Rai Extra
- Logo used from 18 May to 26 November 2010
- Country: Italy
- Broadcast area: Italy

Programming
- Language: Italian
- Picture format: 576i 4:3/16:9 (SDTV)

Ownership
- Owner: Rai

History
- Launched: 31 July 2003
- Replaced: RaiSat Album RaiSat Show
- Closed: 26 November 2010
- Replaced by: Rai 5
- Former names: RaiSat Extra (2003-2010)

= Rai Extra =

Italian television channel

Rai Extra was an Italian television channel owned by RAI and broadcast on Digital terrestrial television in Italy.

Initially the channel was called RaiSat Extra. But on 18 May 2010, when Rai rebranded all its channels, the name RaiSat was extinguished, and the channel was renamed Rai Extra.

It broadcasts reruns of popular entertainment, infotainment and news programs produced or co-produced by the state-owned RAI television network.

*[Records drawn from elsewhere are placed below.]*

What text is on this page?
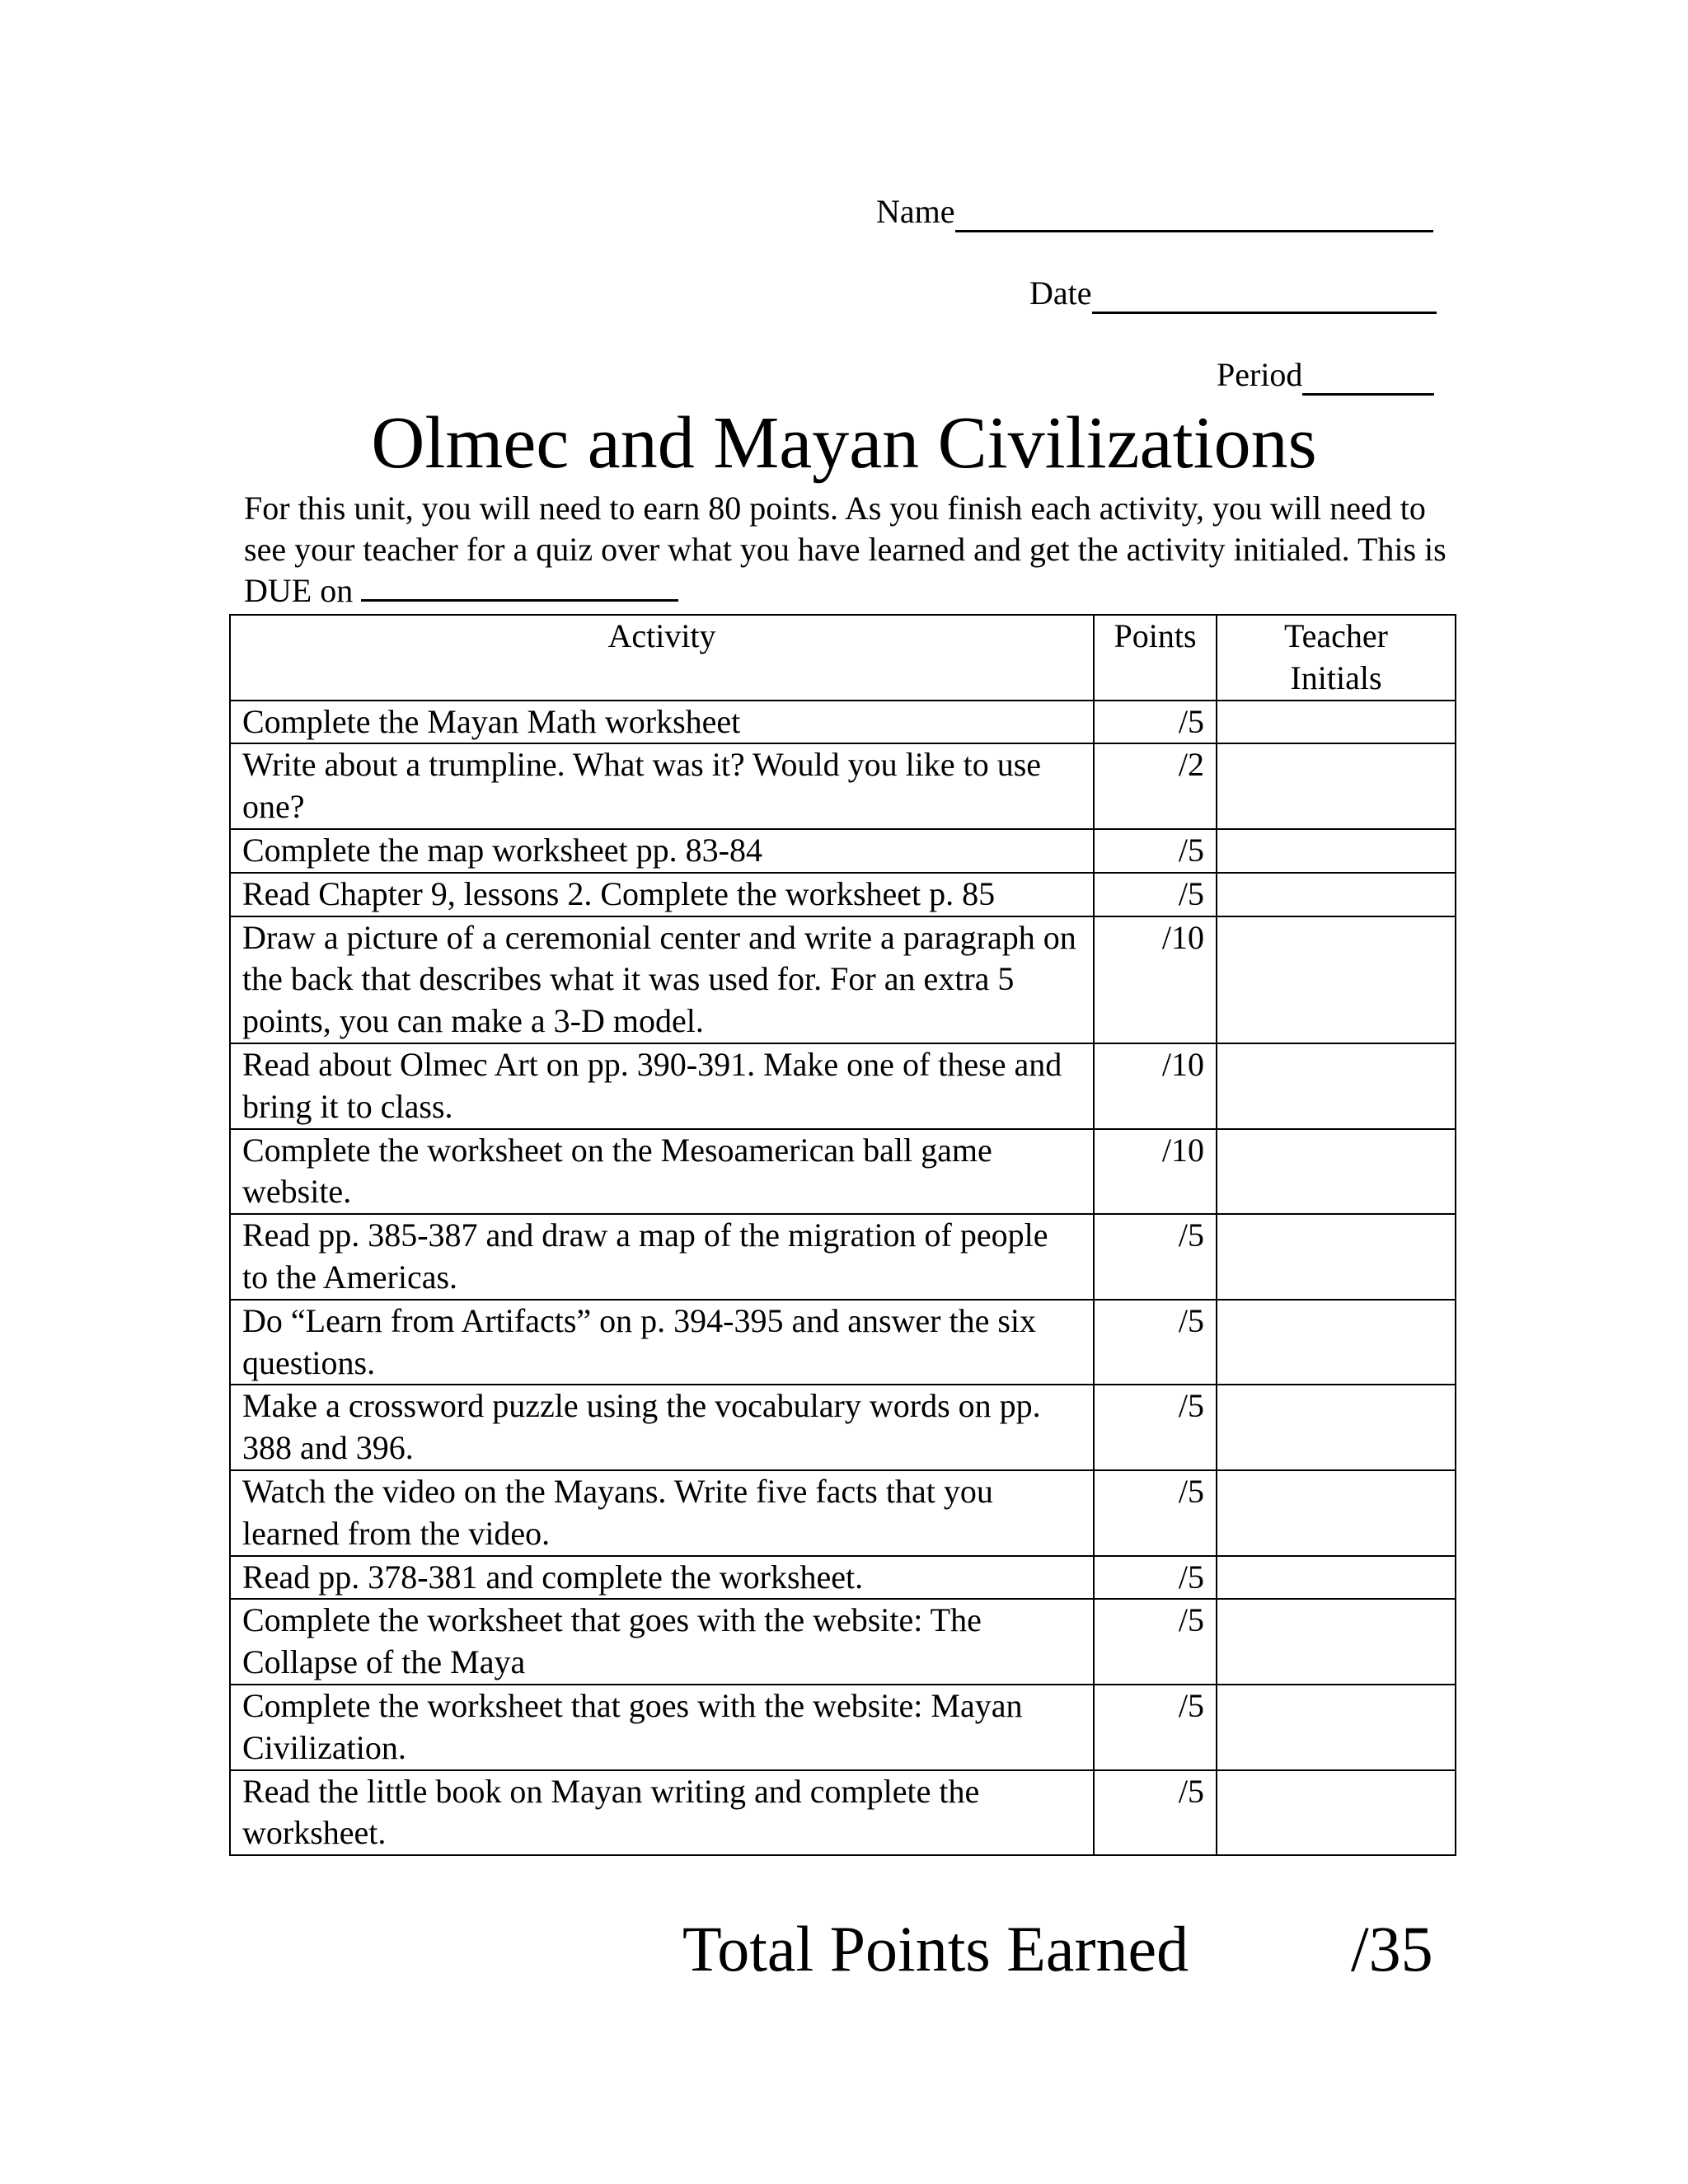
Name
Date
Period
Olmec and Mayan Civilizations
For this unit, you will need to earn 80 points. As you finish each activity, you will need to see your teacher for a quiz over what you have learned and get the activity initialed. This is DUE on
Activity	Points	Teacher Initials
Complete the Mayan Math worksheet	/5	
Write about a trumpline. What was it? Would you like to use one?	/2	
Complete the map worksheet pp. 83-84	/5	
Read Chapter 9, lessons 2. Complete the worksheet p. 85	/5	
Draw a picture of a ceremonial center and write a paragraph on the back that describes what it was used for. For an extra 5 points, you can make a 3-D model.	/10	
Read about Olmec Art on pp. 390-391. Make one of these and bring it to class.	/10	
Complete the worksheet on the Mesoamerican ball game website.	/10	
Read pp. 385-387 and draw a map of the migration of people to the Americas.	/5	
Do “Learn from Artifacts” on p. 394-395 and answer the six questions.	/5	
Make a crossword puzzle using the vocabulary words on pp. 388 and 396.	/5	
Watch the video on the Mayans. Write five facts that you learned from the video.	/5	
Read pp. 378-381 and complete the worksheet.	/5	
Complete the worksheet that goes with the website: The Collapse of the Maya	/5	
Complete the worksheet that goes with the website: Mayan Civilization.	/5	
Read the little book on Mayan writing and complete the worksheet.	/5	
Total Points Earned	/35
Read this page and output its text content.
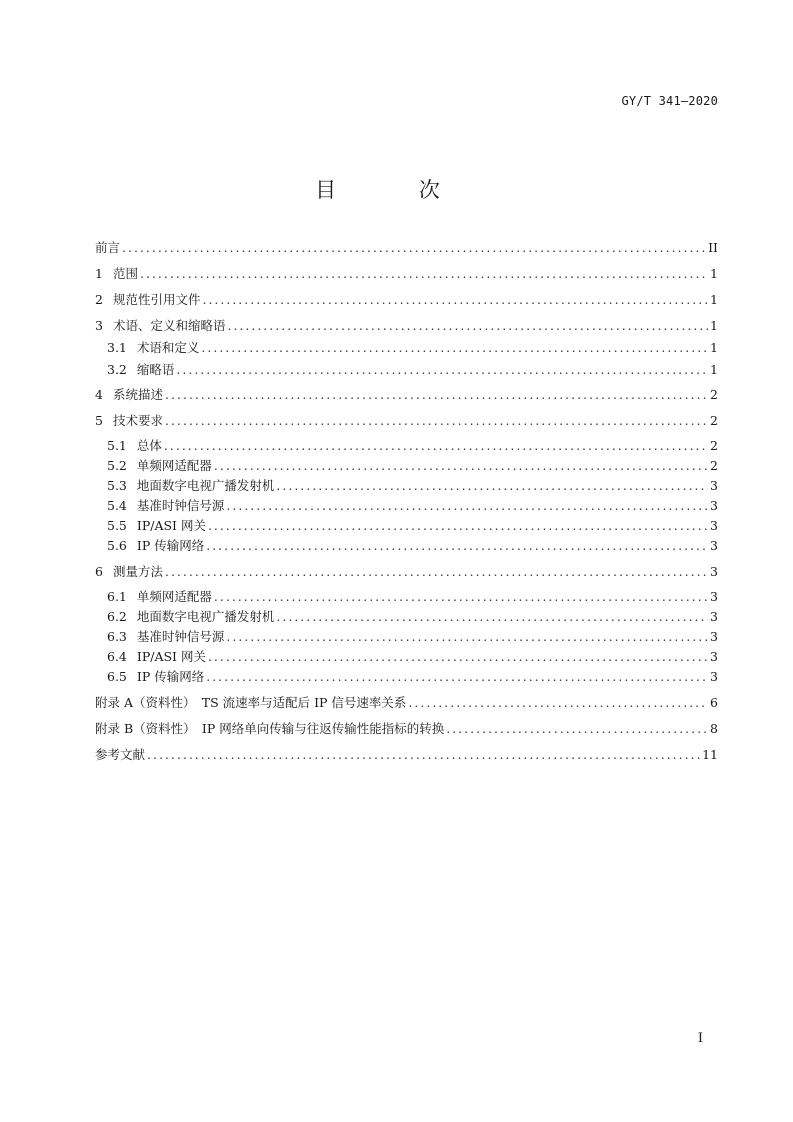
GY/T 341—2020
目 次
前言 .....	II
1 范围 .....	1
2 规范性引用文件 .....	1
3 术语、定义和缩略语 .....	1
3.1 术语和定义 .....	1
3.2 缩略语 .....	1
4 系统描述 .....	2
5 技术要求 .....	2
5.1 总体 .....	2
5.2 单频网适配器 .....	2
5.3 地面数字电视广播发射机 .....	3
5.4 基准时钟信号源 .....	3
5.5 IP/ASI 网关 .....	3
5.6 IP 传输网络 .....	3
6 测量方法 .....	3
6.1 单频网适配器 .....	3
6.2 地面数字电视广播发射机 .....	3
6.3 基准时钟信号源 .....	3
6.4 IP/ASI 网关 .....	3
6.5 IP 传输网络 .....	3
附录 A（资料性）　TS 流速率与适配后 IP 信号速率关系 .....	6
附录 B（资料性）　IP 网络单向传输与往返传输性能指标的转换 .....	8
参考文献 .....	11
I
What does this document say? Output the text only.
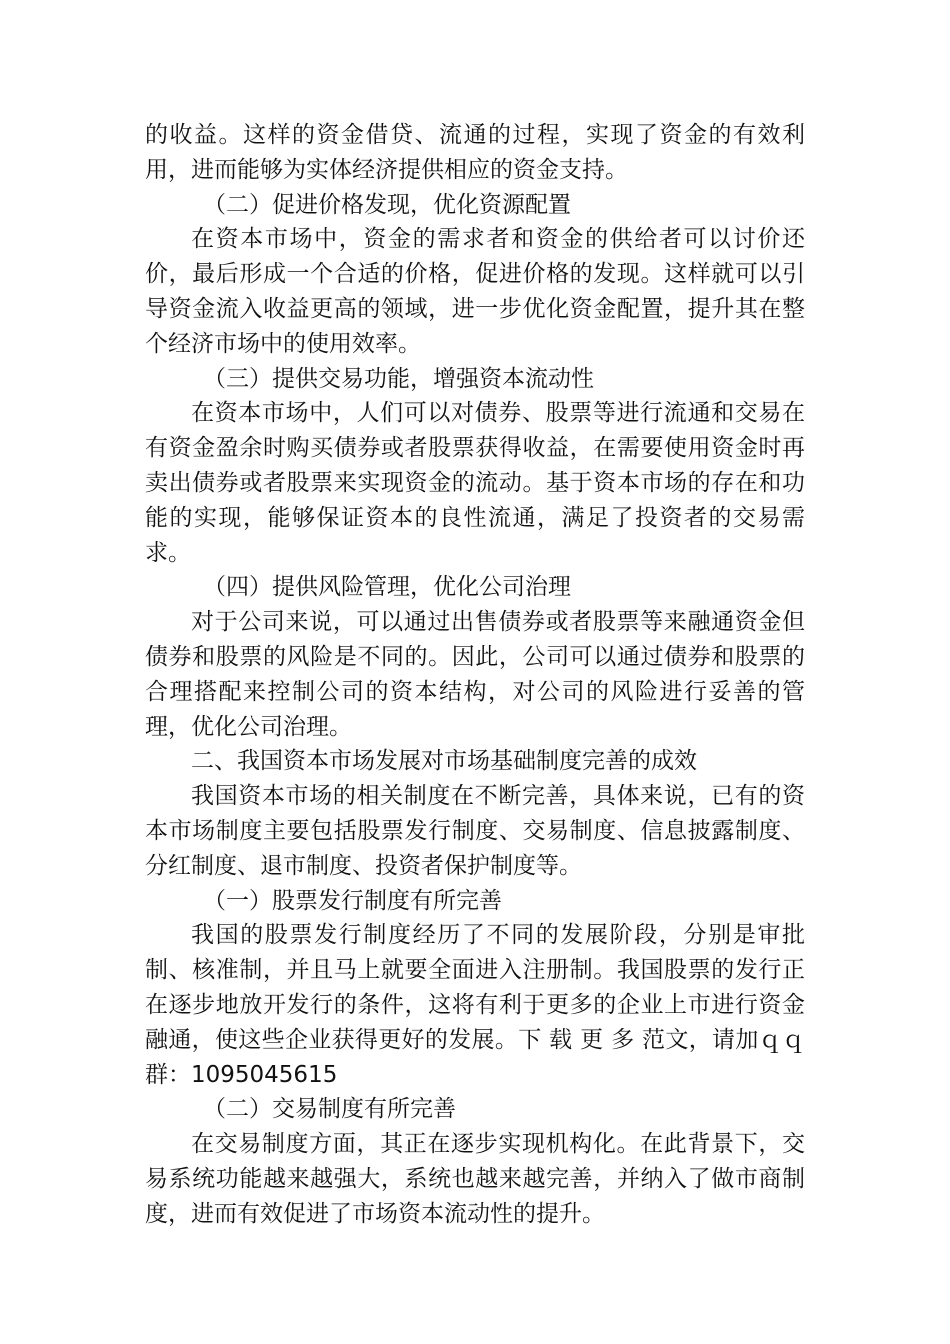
的收益。这样的资金借贷、流通的过程，实现了资金的有效利用，进而能够为实体经济提供相应的资金支持。

（二）促进价格发现，优化资源配置

在资本市场中，资金的需求者和资金的供给者可以讨价还价，最后形成一个合适的价格，促进价格的发现。这样就可以引导资金流入收益更高的领域，进一步优化资金配置，提升其在整个经济市场中的使用效率。

（三）提供交易功能，增强资本流动性

在资本市场中，人们可以对债券、股票等进行流通和交易在有资金盈余时购买债券或者股票获得收益，在需要使用资金时再卖出债券或者股票来实现资金的流动。基于资本市场的存在和功能的实现，能够保证资本的良性流通，满足了投资者的交易需求。

（四）提供风险管理，优化公司治理

对于公司来说，可以通过出售债券或者股票等来融通资金但债券和股票的风险是不同的。因此，公司可以通过债券和股票的合理搭配来控制公司的资本结构，对公司的风险进行妥善的管理，优化公司治理。

二、我国资本市场发展对市场基础制度完善的成效

我国资本市场的相关制度在不断完善，具体来说，已有的资本市场制度主要包括股票发行制度、交易制度、信息披露制度、分红制度、退市制度、投资者保护制度等。

（一）股票发行制度有所完善

我国的股票发行制度经历了不同的发展阶段，分别是审批制、核准制，并且马上就要全面进入注册制。我国股票的发行正在逐步地放开发行的条件，这将有利于更多的企业上市进行资金融通，使这些企业获得更好的发展。下 载 更 多 范文，请加ｑｑ群：1095045615

（二）交易制度有所完善

在交易制度方面，其正在逐步实现机构化。在此背景下，交易系统功能越来越强大，系统也越来越完善，并纳入了做市商制度，进而有效促进了市场资本流动性的提升。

Since 26 November 2010, the channel is replaced by Rai 5.

== Programming ==
- AnnoZero
- Ballarò
- Che tempo che fa
- In 1/2 h
- Porta a Porta
- 60 Minutes
- Late Show with David Letterman
- The Tonight Show with Jay Leno
- Piloti
- Parla con me
- Cielito lindo
- Libero
- Paolo Limiti Show
- Punto Donna
- Biberon
- 10 Hertz * SuperGulp!
- MenaBò
- Mixer
- Notte Rock
- Stasera pago io
- I raccomandati
- Telegiornale
- Buonasera con..
- Tante scuse
- 3, 2, 1...contatto!
- Controcanale * Controfagotto
- Canzonissima * Studio Uno
- Milleluci
- Fantastico
- Piccolo Slam
- Speciale per voi

==Logos==

Logo used until 18 May 2010
Logo used from 18 May 2010 – 26 November 2010

==Closure==
The broadcasts of Rai Extra ended after an episode of the sitcom Piloti on November 26, 2010, at 6:30 PM to make way for the new channel Rai 5. From that moment on, the logo of Rai Extra began to alternate with that of Rai 5 with a countdown at the bottom left that marked the start time of the transmissions of the new channel.

The contents of Rai Extra flowed partly into the RaiPlay web portal and partly onto the Rai Premium television station.